The Other Side of Tomorrow
Page 81
Unfortunately, it doesn’t.
It’s just a plain ole boring bowl of yogurt and granola no matter how hard I stare at it.
I don’t know why I’m scared to tell them. It’s mid-July, so they have to know I’m not starting college. But no matter how much I comfort myself with this information I can’t help feeling like a disappointment and a complete and utter failure.
I set my spoon down. “Mom? Dad?”
Dad looks up from his newspaper and my mom stops eating her cereal.
“Yes?” my dad prompts, raising a brow inquiringly over the top of his reading glasses.
Beside me, Harlow stops eating to listen to the conversation.
“I’ve been doing a lot of thinking and I’ve decided not to go to college this year. I want to focus on recovery and get through this year of many doctor’s appointments, and hopefully figure out what I want to do, before I start next year.”

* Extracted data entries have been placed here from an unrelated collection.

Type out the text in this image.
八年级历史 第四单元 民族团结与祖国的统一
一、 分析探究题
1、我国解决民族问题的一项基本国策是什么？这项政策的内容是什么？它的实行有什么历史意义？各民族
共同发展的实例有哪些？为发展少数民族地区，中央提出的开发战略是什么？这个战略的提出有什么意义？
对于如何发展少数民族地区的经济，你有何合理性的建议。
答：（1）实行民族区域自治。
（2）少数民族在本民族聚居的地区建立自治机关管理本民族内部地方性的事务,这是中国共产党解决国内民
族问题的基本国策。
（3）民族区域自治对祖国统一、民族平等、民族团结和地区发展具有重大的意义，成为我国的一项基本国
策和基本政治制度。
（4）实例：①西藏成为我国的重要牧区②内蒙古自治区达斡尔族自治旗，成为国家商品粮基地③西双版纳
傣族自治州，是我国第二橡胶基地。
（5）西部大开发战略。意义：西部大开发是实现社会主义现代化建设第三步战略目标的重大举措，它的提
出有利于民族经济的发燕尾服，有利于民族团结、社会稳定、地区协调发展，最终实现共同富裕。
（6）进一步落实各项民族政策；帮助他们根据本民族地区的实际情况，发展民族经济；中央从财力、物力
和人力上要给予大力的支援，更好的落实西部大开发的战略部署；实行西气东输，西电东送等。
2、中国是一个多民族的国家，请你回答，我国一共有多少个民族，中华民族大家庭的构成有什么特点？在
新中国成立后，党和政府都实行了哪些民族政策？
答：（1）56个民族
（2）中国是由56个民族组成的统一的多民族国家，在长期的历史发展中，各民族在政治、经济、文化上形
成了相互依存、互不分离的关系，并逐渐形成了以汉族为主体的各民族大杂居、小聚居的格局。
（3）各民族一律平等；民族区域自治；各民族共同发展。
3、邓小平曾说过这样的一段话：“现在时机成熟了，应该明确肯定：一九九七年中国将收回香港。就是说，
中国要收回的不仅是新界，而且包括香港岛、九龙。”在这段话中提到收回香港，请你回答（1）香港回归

They stare at me and my mom finally picks up her coffee cup, cradling it in her hands. “I think that’s an excellent decision. We didn’t want to pressure you into going this year, either, and if you said you wanted to go, we were going to let you know how we felt but we would’ve still helped with late enrollment if it’s truly what you wanted.”
I breathe a very audible sigh of relief. “Thanks, guys.”
Their support means a lot to me, more than I think I even realized.
Beside me, Harlow shakes her head stifling a laugh. “You look like you just dodged a bullet.”
“I feel like I did,” I admit, and laugh too.
My dad lays down his newspaper. “You’ve been through more in the last three years than most people go through in a lifetime. I think it’s only right to want a break. You deserve it.”
My lip quivers. “Thanks, Dad.”
I can’t help it. The tears begin to fall. Having my parents behind me means more than they can possibly know.
“We’re proud of the woman you’ve become,” he continues, which only makes me cry harder. “Your mother and I have watched you handle everything with such grace. You’re incredibly strong, Willa, and we know we’ve raised a brilliant young lady. We couldn’t be more proud.”
I get up from the table and go to hug him. He hugs me back, his grip bear tight.
“I love you,” I whisper into the scruff of his neck.
“I love you too, Willa.”
He lets me go and I hug my mom. She too squeezes me like she never wants to let go.
I know when this happened they wished they could wrap me in bubble wrap and make it all go away, but they couldn’t, and while they didn’t go through what I did, they had to experience their own unique pain over the situation.
My mom releases me but holds onto my elbows, forcing me to look at her.
“Remember, always, that you’re a vibrant ray of light. No demon is too big or tough for that light not to squash it.” She reaches up and wipes a tear from my cheek. “You’re beautiful, smart, and kind. We’re always here for you. Always.”
I hug her again, not wanting to let go.
Eventually, I have to.
I sit back down and finish my yogurt.
My parents leave for work, each of them kissing me on the cheek and doing the same to Harlow who squeals like she’s grossed out by all the affection.
The house grows quiet and Perry sits at my feet while I rest on the couch with a book.
“How’d it go yesterday?” Harlow asks, hanging upside down in the chair. I don’t even bother asking her why exactly she’s upside down. Harlow does what she wants.